US auto safety investigators have opened a new probe into 30m vehicles built by nearly two dozen automakers with potentially defective Takata air bag inflators, a government document seen by Reuters showed.
The National Highway Traffic Safety Administration (NHTSA) on Friday opened an engineering analysis into an estimated 30m US vehicles from the 2001 through 2019 model years. Automakers were alerted to the investigation, which is not yet public, the news agency reported.
The new investigation includes vehicles assembled by Honda, Ford, Toyota Motor, General Motors, Nissan Motor, Subaru, Tesla, Ferrari, Mazda, Daimler, BMW, Chrysler, Porsche, Jaguar Land Rover and others.
The 30 million vehicles include both vehicles that had the inflators installed when they were manufactured as well as some inflators that were used in prior recall repairs, NHTSA said in the document, according to Reuters.
Over the last decade, over 67m Takata air bag inflators have been recalled in the US, and more than 100m worldwide, in the biggest auto safety callback in history because inflators can send deadly metal fragments flying in rare instances.
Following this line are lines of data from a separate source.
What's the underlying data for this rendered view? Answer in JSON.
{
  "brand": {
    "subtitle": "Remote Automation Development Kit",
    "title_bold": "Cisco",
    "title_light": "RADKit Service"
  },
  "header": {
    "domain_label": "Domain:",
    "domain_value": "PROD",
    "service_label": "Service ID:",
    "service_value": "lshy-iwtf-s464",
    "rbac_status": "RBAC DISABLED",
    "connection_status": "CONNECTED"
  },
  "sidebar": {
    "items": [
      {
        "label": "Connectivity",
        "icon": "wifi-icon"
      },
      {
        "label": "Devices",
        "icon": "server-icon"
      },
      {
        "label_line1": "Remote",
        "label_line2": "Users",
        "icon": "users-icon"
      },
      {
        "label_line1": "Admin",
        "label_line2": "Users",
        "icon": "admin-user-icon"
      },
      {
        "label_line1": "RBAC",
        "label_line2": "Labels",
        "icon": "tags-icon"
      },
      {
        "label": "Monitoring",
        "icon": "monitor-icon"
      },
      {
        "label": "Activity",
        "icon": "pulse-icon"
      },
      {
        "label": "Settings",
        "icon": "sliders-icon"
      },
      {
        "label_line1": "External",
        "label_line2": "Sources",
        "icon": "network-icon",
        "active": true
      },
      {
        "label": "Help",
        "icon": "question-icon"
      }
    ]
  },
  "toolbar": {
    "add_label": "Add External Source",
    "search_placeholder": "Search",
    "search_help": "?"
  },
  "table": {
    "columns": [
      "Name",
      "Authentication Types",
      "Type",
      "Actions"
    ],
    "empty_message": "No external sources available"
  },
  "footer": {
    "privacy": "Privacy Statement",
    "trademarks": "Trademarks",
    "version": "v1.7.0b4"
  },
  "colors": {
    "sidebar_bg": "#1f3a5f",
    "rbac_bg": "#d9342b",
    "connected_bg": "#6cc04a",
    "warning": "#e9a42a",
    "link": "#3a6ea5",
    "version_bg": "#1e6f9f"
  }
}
There have been at least 28 deaths worldwide, including 19 in the US, tied to faulty Takata inflators and more than 400 injuries, Reuters noted.
The 30m vehicles that are part of the new investigation have inflators with a “desiccant” or drying agent. According to the document, NHTSA said there had been no reported ruptures of vehicles on the roads with air bag inflators with the drying agent.
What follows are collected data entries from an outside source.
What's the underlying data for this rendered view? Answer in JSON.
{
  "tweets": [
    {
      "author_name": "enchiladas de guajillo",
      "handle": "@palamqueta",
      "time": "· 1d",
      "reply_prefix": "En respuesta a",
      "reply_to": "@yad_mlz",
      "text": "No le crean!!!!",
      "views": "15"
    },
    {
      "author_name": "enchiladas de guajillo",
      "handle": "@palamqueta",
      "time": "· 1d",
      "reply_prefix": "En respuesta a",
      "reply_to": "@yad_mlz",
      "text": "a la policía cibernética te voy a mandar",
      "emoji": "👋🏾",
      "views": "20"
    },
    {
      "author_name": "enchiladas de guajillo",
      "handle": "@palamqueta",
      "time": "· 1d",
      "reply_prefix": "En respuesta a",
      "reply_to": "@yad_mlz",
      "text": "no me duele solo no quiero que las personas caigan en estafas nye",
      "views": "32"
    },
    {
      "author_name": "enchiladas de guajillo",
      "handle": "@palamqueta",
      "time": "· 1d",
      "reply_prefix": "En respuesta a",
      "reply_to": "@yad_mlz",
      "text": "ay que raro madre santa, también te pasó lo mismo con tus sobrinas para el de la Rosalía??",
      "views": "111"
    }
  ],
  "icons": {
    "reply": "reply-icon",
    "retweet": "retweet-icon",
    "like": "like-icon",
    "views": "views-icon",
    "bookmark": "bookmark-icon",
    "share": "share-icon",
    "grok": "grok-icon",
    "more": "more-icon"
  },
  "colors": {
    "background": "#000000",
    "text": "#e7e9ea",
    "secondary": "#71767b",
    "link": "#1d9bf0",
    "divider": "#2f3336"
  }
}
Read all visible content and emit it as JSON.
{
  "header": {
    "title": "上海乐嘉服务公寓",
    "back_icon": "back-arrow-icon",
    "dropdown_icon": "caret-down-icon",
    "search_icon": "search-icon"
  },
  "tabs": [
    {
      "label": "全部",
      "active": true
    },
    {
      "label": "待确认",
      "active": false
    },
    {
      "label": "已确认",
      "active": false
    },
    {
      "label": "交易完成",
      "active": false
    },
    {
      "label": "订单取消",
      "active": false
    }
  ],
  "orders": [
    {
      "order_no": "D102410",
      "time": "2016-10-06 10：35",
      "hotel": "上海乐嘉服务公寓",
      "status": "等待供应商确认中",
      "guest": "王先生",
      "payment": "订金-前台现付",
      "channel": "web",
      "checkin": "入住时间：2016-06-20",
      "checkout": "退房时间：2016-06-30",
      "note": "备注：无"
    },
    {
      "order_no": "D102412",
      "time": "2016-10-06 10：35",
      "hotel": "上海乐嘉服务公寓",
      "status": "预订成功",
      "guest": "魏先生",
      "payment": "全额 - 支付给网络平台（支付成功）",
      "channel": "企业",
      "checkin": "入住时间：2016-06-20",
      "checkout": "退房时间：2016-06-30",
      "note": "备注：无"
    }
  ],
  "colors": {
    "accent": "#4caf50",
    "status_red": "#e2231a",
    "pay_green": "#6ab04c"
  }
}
“While no present safety risk has been identified, further work is needed to evaluate the future risk of non-recalled desiccated inflators,” NHTSA said in opening its engineering analysis seen by Reuters. “Further study is needed to assess the long-term safety of desiccated inflators.”
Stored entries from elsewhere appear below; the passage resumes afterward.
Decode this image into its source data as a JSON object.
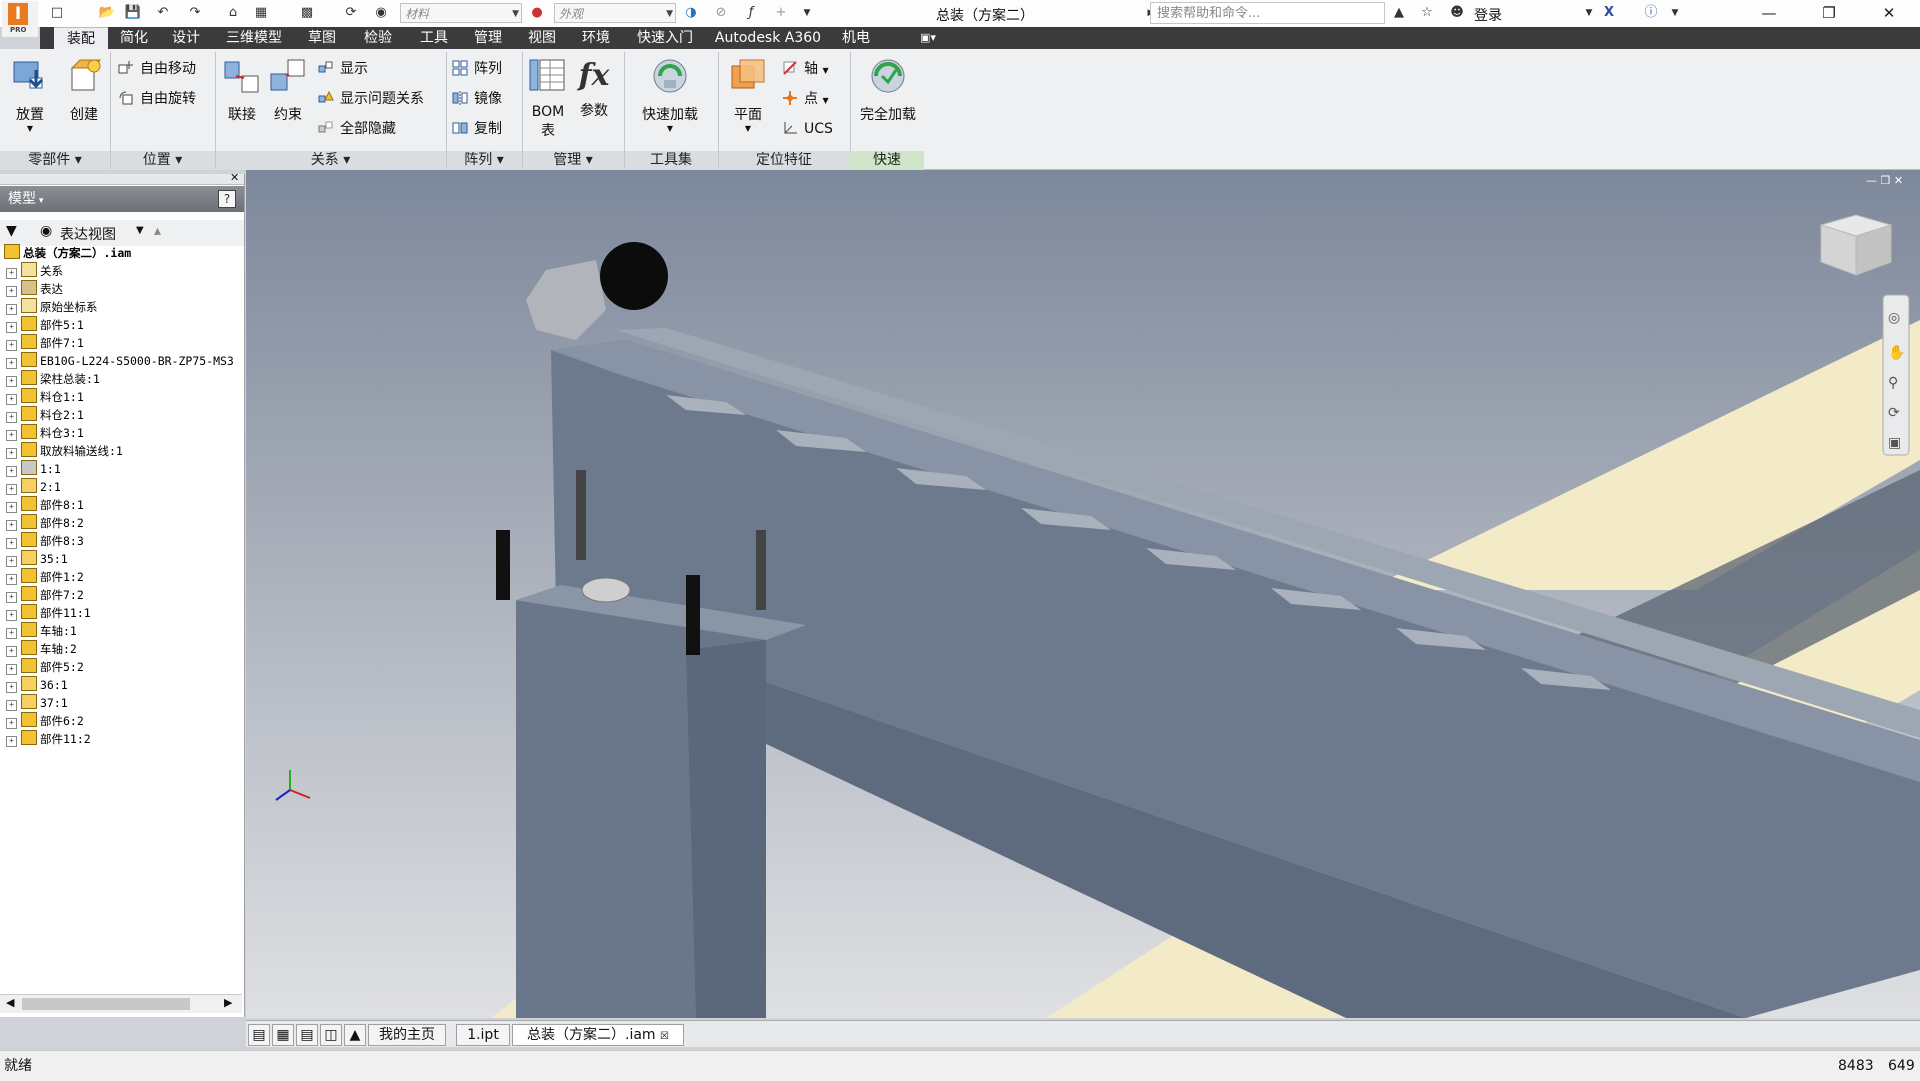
{
  "app": {
    "document_title": "总装（方案二）",
    "product_badge": "PRO"
  },
  "quick_access": {
    "material_placeholder": "材料",
    "appearance_placeholder": "外观",
    "search_placeholder": "搜索帮助和命令...",
    "login": "登录"
  },
  "menu_tabs": [
    "装配",
    "简化",
    "设计",
    "三维模型",
    "草图",
    "检验",
    "工具",
    "管理",
    "视图",
    "环境",
    "快速入门",
    "Autodesk A360",
    "机电"
  ],
  "active_tab": "装配",
  "ribbon": {
    "place": "放置",
    "create": "创建",
    "free_move": "自由移动",
    "free_rotate": "自由旋转",
    "joint": "联接",
    "constrain": "约束",
    "show": "显示",
    "show_problem": "显示问题关系",
    "hide_all": "全部隐藏",
    "pattern": "阵列",
    "mirror": "镜像",
    "copy": "复制",
    "bom": "BOM",
    "bom2": "表",
    "params": "参数",
    "quick_load": "快速加载",
    "plane": "平面",
    "axis": "轴",
    "point": "点",
    "ucs": "UCS",
    "full_load": "完全加载",
    "panels": [
      "零部件",
      "位置",
      "关系",
      "阵列",
      "管理",
      "工具集",
      "定位特征",
      "快速"
    ]
  },
  "browser": {
    "title": "模型",
    "view": "表达视图",
    "items": [
      {
        "label": "总装（方案二）.iam",
        "icon": "assembly-root",
        "top": true
      },
      {
        "label": "关系",
        "icon": "folder"
      },
      {
        "label": "表达",
        "icon": "representation"
      },
      {
        "label": "原始坐标系",
        "icon": "folder"
      },
      {
        "label": "部件5:1",
        "icon": "assembly"
      },
      {
        "label": "部件7:1",
        "icon": "assembly"
      },
      {
        "label": "EB10G-L224-S5000-BR-ZP75-MS3",
        "icon": "assembly"
      },
      {
        "label": "梁柱总装:1",
        "icon": "assembly"
      },
      {
        "label": "料仓1:1",
        "icon": "assembly"
      },
      {
        "label": "料仓2:1",
        "icon": "assembly"
      },
      {
        "label": "料仓3:1",
        "icon": "assembly"
      },
      {
        "label": "取放料输送线:1",
        "icon": "assembly"
      },
      {
        "label": "1:1",
        "icon": "part-gray"
      },
      {
        "label": "2:1",
        "icon": "part"
      },
      {
        "label": "部件8:1",
        "icon": "assembly"
      },
      {
        "label": "部件8:2",
        "icon": "assembly"
      },
      {
        "label": "部件8:3",
        "icon": "assembly"
      },
      {
        "label": "35:1",
        "icon": "part"
      },
      {
        "label": "部件1:2",
        "icon": "assembly"
      },
      {
        "label": "部件7:2",
        "icon": "assembly"
      },
      {
        "label": "部件11:1",
        "icon": "assembly"
      },
      {
        "label": "车轴:1",
        "icon": "assembly"
      },
      {
        "label": "车轴:2",
        "icon": "assembly"
      },
      {
        "label": "部件5:2",
        "icon": "assembly"
      },
      {
        "label": "36:1",
        "icon": "part"
      },
      {
        "label": "37:1",
        "icon": "part"
      },
      {
        "label": "部件6:2",
        "icon": "assembly"
      },
      {
        "label": "部件11:2",
        "icon": "assembly"
      }
    ]
  },
  "doc_tabs": [
    "我的主页",
    "1.ipt",
    "总装（方案二）.iam"
  ],
  "status": {
    "text": "就绪",
    "count1": "8483",
    "count2": "649"
  },
  "colors": {
    "accent": "#e87a20",
    "viewport_top": "#8a94a6",
    "viewport_bottom": "#dcdde0",
    "floor": "#f2e9c6",
    "model": "#6d7a8e"
  }
}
The news agency noted NHTSA had said the cause of the inflator explosions tied to the recall of 67m inflators which can emit deadly fragments is propellant breaking down after long term exposure to high temperature fluctuations and humidity. The agency had required all similar Takata inflators without a drying agent to be recalled.
NHTSA did not immediately release a breakdown of how many vehicles per manufacturer were covered by the probe, Reuters said.
NHTSA said the investigation “will require extensive information on Takata production processes and surveys of inflators in the field”.
Earlier this year, NHTSA said, of the 67m recalled inflators, approximately 50m had been repaired or otherwise accounted for, the report added.